Pionnière, l’United Kingdom Climate Impacts Programme (UKCIP) fut établie en 1997 à l’Environmental Change Institute de l’Université d’Oxford afin de développer les connaissances sur les impacts des changements climatiques au Royaume-Uni et de les échanger avec les décideurs en vue d’améliorer l’adaptation du pays en réunissant scientifiques et praticiens.

Ouranos est un consortium sur la climatologie régionale et l’adaptation aux changements climatiques installé à Montréal (Canada) depuis 2001. Il fut mis en place dans la foulée d’événements climatiques extrêmes majeurs (inondations du Saguenay en 1996, crise du verglas en 1998). Né d’une vision commune entre le Gouvernement du Québec, Hydro-Québec et Environnement Canada, Ouranos permet à des experts et scientifiques de différents horizons et intérêts de travailler en réseau afin de développer des applications et informations qui pourront être plus facilement opérationnalisées par des acteurs territoriaux impliqués à toutes les étapes.

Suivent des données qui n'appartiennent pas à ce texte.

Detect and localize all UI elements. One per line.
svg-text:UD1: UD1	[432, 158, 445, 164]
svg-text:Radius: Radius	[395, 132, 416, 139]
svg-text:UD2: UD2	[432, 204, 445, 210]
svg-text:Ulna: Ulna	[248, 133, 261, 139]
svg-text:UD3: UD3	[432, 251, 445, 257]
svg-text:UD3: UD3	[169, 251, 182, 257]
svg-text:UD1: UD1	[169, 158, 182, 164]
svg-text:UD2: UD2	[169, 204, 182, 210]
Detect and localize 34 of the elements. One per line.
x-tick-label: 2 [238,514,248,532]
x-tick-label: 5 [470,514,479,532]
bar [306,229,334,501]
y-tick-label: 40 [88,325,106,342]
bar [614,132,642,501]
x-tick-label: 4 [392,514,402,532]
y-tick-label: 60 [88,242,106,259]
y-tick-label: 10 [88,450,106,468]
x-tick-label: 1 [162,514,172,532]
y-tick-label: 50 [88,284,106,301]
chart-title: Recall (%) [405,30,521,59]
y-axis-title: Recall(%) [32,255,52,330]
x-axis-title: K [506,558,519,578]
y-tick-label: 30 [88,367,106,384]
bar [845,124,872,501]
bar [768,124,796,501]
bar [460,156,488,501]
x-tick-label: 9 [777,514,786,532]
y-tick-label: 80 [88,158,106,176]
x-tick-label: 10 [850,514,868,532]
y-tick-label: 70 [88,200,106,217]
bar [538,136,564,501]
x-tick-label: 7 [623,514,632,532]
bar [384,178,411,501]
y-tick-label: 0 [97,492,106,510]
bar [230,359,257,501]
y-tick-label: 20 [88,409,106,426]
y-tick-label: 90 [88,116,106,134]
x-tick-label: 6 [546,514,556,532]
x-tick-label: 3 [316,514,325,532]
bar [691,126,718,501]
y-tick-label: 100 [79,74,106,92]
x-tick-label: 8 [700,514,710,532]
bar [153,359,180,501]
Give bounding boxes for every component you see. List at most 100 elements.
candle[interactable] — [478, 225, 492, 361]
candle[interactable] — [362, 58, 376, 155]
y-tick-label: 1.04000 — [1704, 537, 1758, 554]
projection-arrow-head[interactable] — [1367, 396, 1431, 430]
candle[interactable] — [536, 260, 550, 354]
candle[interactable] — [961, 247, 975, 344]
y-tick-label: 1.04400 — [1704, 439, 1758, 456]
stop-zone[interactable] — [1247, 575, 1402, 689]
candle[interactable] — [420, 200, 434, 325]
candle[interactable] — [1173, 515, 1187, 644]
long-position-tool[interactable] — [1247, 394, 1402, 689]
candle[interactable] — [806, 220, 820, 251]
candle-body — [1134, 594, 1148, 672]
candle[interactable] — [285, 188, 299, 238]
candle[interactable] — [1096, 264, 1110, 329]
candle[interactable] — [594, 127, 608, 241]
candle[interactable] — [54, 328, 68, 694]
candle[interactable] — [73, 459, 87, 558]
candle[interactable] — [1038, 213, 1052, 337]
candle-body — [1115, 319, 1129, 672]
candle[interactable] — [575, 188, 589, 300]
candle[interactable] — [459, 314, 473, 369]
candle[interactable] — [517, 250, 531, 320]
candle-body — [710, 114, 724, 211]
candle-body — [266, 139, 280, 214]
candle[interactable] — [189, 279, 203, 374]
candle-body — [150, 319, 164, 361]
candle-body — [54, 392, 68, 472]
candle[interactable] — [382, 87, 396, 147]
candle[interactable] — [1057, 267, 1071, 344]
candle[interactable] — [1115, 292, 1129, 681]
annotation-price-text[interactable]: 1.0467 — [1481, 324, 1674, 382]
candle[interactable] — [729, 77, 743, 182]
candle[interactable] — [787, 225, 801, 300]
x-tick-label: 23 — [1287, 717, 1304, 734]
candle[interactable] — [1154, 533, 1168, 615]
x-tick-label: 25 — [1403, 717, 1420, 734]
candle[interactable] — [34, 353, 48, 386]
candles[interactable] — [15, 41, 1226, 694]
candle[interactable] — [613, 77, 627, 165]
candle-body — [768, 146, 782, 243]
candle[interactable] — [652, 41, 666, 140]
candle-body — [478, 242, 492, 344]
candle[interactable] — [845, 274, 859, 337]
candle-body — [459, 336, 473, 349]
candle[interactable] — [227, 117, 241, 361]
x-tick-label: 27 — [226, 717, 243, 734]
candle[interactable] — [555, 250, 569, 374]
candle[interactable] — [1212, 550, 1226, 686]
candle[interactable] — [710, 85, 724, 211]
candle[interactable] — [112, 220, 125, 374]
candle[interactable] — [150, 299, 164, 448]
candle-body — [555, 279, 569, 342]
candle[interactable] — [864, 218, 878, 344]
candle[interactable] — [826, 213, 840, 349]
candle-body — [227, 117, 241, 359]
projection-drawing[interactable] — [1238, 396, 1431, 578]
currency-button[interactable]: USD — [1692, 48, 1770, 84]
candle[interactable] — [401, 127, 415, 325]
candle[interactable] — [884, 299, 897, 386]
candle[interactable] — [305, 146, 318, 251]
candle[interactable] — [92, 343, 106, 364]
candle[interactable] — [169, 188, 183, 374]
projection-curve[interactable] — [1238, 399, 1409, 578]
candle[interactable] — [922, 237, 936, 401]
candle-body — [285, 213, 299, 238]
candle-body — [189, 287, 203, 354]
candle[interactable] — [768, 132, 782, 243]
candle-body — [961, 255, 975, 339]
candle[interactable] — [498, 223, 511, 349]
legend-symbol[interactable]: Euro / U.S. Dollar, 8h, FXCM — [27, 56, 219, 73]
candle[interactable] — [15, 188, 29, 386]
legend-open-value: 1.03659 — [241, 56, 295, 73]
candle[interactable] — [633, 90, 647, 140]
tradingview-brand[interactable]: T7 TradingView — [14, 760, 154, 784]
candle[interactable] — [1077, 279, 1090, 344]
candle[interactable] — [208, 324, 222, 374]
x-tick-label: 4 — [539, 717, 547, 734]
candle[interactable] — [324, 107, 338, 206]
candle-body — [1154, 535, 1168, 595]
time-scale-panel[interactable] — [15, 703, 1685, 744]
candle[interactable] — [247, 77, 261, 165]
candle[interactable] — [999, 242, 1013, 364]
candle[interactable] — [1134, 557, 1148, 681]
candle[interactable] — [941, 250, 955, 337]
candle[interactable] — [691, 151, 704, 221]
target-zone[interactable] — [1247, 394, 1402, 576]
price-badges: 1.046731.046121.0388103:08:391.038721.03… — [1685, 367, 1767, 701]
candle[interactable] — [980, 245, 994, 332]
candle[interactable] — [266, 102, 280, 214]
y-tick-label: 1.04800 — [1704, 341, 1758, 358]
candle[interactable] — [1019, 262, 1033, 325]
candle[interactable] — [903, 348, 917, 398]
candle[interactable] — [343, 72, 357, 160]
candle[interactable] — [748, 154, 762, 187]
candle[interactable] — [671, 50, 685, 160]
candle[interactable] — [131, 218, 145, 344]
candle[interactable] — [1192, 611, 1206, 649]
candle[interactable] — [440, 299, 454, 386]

De nombreuses organisations frontières sur le climat, ou « groupes régionaux d’experts sur le climat (GREC) » (préféré ici à l’expression « GIEC local ») sont en place ou en émergence en France (carte). Parmi celles-ci, notons les deux voisins est-ouest du RECO :

  • AcclimaTerra, qui a fait suite à un groupe transdisciplinaire créé en 2011 à la demande du Conseil Régional d’Aquitaine pour mener une mission d’expertise sur les impacts climatiques en Aquitaine. Présidé par Hervé Le Treut, AcclimaTerra répond au souhait du Conseil Régional de Nouvelle-Aquitaine de doter le territoire régional d’un groupe d’experts scientifiques permanent, indépendant, capable d’apporter aux acteurs du territoire les connaissances nécessaires à leurs stratégies d’adaptation aux changements climatiques.
  • le groupe régional d’experts sur le climat en région Sud Provence-Alpes-Côte d’Azur (GREC-Sud) créé en 2015, dont la mission générale est de sensibiliser les publics et transférer les connaissances scientifiques sur le changement climatique vers les acteurs du territoire afin d’informer les gestionnaires dans l’optique d’une meilleure compréhension et d’une prise en compte des résultats scientifiques dans les politiques publiques.

Missions et réalisations du RECO

Dans la lignée de ces émergences, le RECO fut lancé en novembre 2017 avant de devenir une association loi 1901 en mars 2019, puis d’être coporté en tant que plateforme d’expertise sur les changements climatiques par les deux Maisons des sciences de l’hommes d’Occitanie (MSH-Sud de Montpellier et MSH de Toulouse) en 2021. Son objectif principal est de rapprocher les connaissances, les initiatives et les réseaux portant sur les changements climatiques à l’échelle de la région Occitanie dans le but d’éclairer les décisions en matière de stratégies et d’actions locales d’adaptation. Pour ce faire, il s’appuie sur trois missions : 1) accompagner le transfert des connaissances ; 2) assurer un rôle d’interface et 3) demeurer un appui à la décision locale.

Depuis ses débuts, plusieurs réalisations ont marqué le cheminement progressif du RECO, notamment :

  • la création de l’outil en ligne de Cartographie de l’action climatique en Occitanie (CACO) ;
  • l’élaboration conjointe avec le GREC-Sud du Cahier Territorial Cévennes et Changements climatiques suite à la commande du Parc national des Cévennes pour leurs 50 ans ;
  • la co-organisation d’un cycle de webinaires abordant différents sujets d’intérêts communs entre la France et le Québec en matière d’adaptation au changement climatique avec Ouranos et Futurs-Act ;
  • mise en place d’une première version d’un annuaire des scientifiques et des acteurs territoriaux d’Occitanie travaillant sur les changements climatiques ;
  • le partenariat avec des événements locaux (La Mer Monte, du Parc naturel régional de la Narbonnaise, Carrefour Climat, du Parc naturel régional des Pyrénées Ariégeoises) ;
  • l’organisation d’événements comme la Journée de rencontres scientifiques sur les changements climatiques en Occitanie ;
  • ou encore la participation à des comités (Parc national des Pyrénées, Parc naturel régional de la Narbonnaise).

Le CROCC_2021 constitue ainsi une réalisation de plus dans ce cheminement.